To further refine the PAC network by preventing highly related data sets, such as the NCI60, from dominating the network, we also explored using an NA to the computed correlations ( Fig. 5A ). The basic idea is to normalize each correlation to be on the same scale as other correlations nearby in the network. This adjustment connects more nodes to the networks and prevents a few hubs from dominating the view. Encouragingly, the strongly connected NCI60 cluster is entirely absent in both the NA-PAC and N-PC networks, serving as an excellent negative control. Likewise, we observe that NA tends to down-weight counterscreens designed to identify seemingly active molecules that are artifacts of the assay.

Figure 5.

The Assay Network constructed by the neighborhood-adjusted promiscuity-adjusted correlation (NA-PAC). (A) Complete network. The width of each edge scales with the number of molecules active in both assays it connects. The two boxes correspond to two subnetworks called out in the next panels. (B) One section of the network—with the PubChem assay IDs in parentheses—that connects the hLO and SOD1 screens together. (C) A small subnetwork that links HDAC3 and KLK5 together. The molecules active in these two screens show a high degree of structural similarity, falling into three closely related scaffold groups. Assays are labeled with a HUGO identifier, if possible, and with the assay ID in parentheses.

This improved network exposes several interesting relationships. For example, a screen for molecules that prevent cell death from a mutated version of superoxide-dismutase 1 (SOD1) is linked with a screen for 15-human lipoxygenase (ALOX15) inhibitors ( Fig. 5B ). This connection suggests a therapeutic role for ALOX15 inhibitors in amyotrophic lateral sclerosis, a condition thought to be caused by SOD1-mediated cell death. Encouragingly, both ALOX15 and SOD1 are connected to free-radical generation and clearance, and at least one animal study using an ALOX15 inhibitor seems to support this hypothesis,²² and the one molecule active in both of these small screens, geraniol, is structurally very similar to the natural substrates of ALOX15. This connection is made despite only one active molecule, for two reasons. First, only 662 molecules are tested in both screens, and only 32 are found to be active, which is 1 active in common more than the number expected by chance.

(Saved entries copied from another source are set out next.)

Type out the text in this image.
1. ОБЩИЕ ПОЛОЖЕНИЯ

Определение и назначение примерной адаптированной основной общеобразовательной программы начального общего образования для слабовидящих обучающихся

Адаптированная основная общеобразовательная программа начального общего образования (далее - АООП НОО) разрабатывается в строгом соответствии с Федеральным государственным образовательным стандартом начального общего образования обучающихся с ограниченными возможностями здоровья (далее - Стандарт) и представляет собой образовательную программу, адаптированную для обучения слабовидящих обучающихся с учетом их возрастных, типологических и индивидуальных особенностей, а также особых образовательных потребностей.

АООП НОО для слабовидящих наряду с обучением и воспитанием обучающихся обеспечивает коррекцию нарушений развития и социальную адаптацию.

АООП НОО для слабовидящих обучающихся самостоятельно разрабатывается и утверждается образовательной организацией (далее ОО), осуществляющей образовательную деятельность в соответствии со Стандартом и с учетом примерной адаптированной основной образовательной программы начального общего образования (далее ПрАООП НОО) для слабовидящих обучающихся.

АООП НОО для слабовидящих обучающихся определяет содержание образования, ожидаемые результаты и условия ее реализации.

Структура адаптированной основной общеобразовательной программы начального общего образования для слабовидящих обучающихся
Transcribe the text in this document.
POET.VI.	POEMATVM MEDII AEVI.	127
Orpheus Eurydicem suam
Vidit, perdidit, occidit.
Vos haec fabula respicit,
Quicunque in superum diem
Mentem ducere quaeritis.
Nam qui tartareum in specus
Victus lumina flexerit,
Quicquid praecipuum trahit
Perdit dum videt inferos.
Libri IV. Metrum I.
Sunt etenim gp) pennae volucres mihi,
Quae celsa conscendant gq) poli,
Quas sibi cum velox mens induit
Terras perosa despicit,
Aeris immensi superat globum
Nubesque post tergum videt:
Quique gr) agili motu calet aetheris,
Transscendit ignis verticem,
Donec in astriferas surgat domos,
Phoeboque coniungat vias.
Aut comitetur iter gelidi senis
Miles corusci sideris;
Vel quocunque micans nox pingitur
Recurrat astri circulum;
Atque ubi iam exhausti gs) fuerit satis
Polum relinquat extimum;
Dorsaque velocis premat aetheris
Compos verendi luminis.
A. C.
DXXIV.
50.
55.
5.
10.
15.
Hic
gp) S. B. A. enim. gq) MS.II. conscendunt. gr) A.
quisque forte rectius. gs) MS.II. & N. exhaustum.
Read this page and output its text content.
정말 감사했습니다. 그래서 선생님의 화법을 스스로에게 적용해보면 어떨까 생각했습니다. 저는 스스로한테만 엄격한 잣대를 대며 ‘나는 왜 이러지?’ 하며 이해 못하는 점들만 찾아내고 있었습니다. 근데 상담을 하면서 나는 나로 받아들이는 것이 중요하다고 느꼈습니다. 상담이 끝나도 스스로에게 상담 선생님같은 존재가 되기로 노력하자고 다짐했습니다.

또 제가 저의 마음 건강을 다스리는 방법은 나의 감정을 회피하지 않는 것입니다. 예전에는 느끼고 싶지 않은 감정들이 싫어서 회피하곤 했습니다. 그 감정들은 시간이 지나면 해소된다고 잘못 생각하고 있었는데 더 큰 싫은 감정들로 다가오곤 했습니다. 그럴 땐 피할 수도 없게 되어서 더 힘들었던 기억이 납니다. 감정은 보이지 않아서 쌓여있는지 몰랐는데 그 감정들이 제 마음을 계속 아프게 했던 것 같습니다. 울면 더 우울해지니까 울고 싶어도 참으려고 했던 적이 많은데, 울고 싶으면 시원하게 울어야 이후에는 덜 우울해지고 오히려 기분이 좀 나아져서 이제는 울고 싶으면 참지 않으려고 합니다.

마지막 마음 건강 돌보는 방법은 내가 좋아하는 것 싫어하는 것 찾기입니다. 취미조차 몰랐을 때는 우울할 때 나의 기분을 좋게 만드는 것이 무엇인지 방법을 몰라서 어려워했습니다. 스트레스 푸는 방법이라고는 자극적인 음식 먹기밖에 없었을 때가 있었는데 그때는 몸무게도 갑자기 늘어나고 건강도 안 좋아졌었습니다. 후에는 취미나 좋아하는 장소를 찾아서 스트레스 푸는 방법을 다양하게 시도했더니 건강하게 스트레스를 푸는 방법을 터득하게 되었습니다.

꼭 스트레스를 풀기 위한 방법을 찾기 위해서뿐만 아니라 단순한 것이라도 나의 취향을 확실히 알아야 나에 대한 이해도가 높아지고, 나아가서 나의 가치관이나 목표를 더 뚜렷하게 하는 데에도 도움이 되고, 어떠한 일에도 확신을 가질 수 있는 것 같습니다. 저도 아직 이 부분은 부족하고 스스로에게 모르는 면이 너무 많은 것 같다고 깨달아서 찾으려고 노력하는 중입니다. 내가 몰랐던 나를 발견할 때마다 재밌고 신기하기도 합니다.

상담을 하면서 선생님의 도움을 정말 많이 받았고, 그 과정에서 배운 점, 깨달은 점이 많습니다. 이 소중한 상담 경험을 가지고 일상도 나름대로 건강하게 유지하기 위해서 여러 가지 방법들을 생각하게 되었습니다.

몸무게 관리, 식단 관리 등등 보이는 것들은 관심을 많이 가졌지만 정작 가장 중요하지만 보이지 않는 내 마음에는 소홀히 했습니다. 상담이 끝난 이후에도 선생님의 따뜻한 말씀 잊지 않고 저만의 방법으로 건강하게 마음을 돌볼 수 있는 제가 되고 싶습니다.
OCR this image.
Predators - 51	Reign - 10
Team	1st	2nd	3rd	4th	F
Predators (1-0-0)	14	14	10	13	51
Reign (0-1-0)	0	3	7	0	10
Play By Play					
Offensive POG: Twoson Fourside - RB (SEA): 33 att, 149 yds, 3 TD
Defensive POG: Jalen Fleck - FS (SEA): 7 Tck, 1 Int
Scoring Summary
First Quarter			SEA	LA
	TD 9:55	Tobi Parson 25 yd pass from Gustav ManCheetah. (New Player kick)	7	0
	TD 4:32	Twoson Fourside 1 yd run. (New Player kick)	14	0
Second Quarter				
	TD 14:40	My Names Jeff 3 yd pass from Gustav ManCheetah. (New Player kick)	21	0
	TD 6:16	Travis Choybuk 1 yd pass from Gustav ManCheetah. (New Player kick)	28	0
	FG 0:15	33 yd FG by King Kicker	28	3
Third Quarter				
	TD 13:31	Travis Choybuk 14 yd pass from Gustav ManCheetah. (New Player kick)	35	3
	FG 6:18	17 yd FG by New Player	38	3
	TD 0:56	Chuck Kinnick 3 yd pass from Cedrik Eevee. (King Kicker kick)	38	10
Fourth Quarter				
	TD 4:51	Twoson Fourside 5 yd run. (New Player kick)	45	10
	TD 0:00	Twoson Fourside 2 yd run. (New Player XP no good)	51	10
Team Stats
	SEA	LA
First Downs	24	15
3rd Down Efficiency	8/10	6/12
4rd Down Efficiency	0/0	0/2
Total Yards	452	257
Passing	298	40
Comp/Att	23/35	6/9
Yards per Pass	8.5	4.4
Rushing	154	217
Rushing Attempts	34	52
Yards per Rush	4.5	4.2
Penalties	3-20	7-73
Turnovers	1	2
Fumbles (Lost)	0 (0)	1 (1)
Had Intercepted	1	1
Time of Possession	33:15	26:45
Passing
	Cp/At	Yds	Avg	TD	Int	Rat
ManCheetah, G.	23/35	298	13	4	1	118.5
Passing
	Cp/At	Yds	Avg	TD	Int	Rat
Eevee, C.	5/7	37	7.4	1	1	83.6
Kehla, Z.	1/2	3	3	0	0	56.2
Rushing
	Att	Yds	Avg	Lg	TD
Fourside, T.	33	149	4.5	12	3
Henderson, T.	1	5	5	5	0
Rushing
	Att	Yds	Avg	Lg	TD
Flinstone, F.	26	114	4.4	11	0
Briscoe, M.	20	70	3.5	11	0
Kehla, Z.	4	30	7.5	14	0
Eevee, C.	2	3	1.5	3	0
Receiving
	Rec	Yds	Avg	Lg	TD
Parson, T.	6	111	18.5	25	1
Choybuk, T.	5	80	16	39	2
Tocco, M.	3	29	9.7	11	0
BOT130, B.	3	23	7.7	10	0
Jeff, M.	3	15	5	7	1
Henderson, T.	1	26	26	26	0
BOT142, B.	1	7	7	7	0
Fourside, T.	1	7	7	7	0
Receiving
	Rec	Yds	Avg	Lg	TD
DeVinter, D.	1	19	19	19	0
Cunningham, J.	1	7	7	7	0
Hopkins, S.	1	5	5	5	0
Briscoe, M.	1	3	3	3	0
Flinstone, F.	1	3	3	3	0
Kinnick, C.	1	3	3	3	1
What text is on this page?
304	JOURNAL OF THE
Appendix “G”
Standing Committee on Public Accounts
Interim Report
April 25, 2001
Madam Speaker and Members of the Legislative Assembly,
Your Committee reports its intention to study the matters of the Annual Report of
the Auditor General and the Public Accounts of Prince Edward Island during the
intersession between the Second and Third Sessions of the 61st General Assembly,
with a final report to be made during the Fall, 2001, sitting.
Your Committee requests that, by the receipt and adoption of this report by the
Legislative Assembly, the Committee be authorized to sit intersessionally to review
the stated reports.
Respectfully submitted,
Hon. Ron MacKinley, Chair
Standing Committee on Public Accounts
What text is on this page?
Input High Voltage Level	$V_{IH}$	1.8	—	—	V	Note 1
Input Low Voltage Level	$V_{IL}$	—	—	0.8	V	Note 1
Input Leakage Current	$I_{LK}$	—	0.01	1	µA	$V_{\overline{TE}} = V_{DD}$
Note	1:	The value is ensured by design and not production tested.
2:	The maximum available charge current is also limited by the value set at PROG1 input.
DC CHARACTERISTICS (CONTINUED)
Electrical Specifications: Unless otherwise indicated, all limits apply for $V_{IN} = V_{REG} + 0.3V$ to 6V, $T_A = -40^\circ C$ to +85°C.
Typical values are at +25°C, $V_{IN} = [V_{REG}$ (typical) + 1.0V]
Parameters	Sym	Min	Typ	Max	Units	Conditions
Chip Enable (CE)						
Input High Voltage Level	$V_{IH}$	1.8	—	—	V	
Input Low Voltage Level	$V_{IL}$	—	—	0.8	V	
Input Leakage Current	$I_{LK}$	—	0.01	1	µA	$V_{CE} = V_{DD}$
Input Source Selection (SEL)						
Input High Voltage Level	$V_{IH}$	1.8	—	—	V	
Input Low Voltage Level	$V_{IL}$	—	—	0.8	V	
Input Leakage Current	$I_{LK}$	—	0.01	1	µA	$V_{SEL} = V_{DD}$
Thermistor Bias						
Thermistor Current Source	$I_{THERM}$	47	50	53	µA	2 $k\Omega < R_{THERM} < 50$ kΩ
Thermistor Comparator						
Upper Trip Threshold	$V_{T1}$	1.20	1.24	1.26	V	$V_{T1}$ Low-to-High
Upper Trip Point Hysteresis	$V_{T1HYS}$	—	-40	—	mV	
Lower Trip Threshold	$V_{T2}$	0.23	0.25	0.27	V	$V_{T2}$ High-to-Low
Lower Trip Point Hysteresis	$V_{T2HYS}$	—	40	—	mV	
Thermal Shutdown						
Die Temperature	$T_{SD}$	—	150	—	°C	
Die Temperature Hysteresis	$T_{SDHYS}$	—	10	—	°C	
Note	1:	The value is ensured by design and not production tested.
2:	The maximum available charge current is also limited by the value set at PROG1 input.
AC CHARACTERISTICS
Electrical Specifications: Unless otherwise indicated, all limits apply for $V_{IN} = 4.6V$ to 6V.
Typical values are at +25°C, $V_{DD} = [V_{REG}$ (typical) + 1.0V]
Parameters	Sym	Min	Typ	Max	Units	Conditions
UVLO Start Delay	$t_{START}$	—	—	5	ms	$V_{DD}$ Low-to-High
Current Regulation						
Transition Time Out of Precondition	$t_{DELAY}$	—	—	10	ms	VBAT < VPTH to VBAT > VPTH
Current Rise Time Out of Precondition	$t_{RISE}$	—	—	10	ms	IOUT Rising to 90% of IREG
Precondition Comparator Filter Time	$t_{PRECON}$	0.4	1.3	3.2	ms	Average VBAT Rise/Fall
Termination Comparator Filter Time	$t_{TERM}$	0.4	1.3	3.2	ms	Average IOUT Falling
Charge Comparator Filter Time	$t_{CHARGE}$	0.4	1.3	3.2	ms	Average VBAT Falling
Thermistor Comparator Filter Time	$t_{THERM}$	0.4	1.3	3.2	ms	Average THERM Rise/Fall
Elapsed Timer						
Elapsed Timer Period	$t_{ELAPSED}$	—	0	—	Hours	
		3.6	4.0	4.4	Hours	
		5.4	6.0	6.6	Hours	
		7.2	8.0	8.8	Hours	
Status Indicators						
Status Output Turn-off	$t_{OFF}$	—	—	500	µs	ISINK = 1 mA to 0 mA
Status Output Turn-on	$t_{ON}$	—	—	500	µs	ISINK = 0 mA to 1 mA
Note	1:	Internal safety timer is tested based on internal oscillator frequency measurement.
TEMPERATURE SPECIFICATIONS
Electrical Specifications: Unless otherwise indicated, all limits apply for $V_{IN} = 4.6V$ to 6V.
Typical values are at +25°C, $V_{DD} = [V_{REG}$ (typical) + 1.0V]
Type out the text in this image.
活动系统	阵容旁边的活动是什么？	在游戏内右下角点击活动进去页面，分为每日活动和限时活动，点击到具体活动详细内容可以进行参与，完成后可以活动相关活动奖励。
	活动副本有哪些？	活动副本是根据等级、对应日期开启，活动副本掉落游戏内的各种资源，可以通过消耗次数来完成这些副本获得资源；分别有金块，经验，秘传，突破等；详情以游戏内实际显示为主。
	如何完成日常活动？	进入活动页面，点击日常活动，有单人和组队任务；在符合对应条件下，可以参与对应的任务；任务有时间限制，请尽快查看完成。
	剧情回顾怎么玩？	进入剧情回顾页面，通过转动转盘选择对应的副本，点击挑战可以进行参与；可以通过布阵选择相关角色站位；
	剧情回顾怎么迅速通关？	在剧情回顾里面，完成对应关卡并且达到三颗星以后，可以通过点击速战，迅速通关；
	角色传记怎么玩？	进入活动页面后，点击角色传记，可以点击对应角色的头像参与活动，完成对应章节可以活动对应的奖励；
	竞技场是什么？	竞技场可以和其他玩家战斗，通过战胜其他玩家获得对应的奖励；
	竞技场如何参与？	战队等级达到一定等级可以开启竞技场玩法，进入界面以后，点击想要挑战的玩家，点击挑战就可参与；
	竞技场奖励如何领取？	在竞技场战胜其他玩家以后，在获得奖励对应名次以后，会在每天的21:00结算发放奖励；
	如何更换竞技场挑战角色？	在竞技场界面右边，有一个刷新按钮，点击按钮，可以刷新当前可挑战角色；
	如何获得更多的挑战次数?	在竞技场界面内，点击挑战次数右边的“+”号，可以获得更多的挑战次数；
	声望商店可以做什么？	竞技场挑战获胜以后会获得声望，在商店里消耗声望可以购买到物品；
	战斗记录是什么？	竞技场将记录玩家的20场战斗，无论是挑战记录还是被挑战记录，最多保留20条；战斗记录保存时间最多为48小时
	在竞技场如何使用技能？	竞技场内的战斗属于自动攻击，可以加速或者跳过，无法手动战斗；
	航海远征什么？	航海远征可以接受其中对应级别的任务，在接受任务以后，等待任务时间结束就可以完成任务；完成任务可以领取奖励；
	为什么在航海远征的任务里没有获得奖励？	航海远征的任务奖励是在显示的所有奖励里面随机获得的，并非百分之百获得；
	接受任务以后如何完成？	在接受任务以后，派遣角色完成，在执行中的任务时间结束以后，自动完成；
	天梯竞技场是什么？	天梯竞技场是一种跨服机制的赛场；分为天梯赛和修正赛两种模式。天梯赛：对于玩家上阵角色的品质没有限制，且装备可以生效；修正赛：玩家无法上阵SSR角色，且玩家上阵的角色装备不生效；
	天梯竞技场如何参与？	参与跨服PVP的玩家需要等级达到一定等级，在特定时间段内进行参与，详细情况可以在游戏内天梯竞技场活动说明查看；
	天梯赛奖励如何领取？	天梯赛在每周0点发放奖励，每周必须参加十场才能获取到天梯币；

Second, geraniol is not promiscuous: although tested in hundreds of assays, it is active only in the ALOX15 and SOD1 screens.

Likewise, the network connects an assay for inhibitors of histone deacetylase 3 (HDAC3) with an assay for kallikrein-related peptidase 5 (KLK5) inhibitors ( Fig. 5C ). These are two biochemical screens, and the network highlights the existence of a class of molecules that might simultaneously inhibit both HDAC3 and KLK5 in these assays. Molecules with this property might be therapeutically useful. HDAC inhibitors are being investigated for several purposes, including use as either anti-inflammatory²³ or antineoplastic²⁴ agents. KLK5 is thought to regulate skin desquamation²⁵ and also promote tumor metastasis.²⁶ If this link is not an artifact of the assays, perhaps simultaneously inhibiting HDAC3 and KLK5 with a single molecule would be both feasible and desirable in the setting of some cancers or immune-related desquamation such as psoriasis or eczema.

Our confidence that this is an informative connection increases because the molecules active in the KLK5 and HDAC3 assays share the same molecular scaffolds ( Fig. 5C ). Likewise, molecules that support a connection in the network typically have extremely high structural similarity (data not shown). This similarity supports the belief that a chemical structure–driven mechanism lies beneath many connections. Furthermore, because chemical structure is not used to make connections, this similarity is an independent validation of the network.

Quantitative Assessment

Quantitatively assessing these networks is difficult. There is no gold standard by which the accuracy of connections can be judged. A fundamental problem is that screens are often complex, and the exact details of their assays (which are poorly documented) have a large impact on whether or not it is expected for two screens to share active molecules.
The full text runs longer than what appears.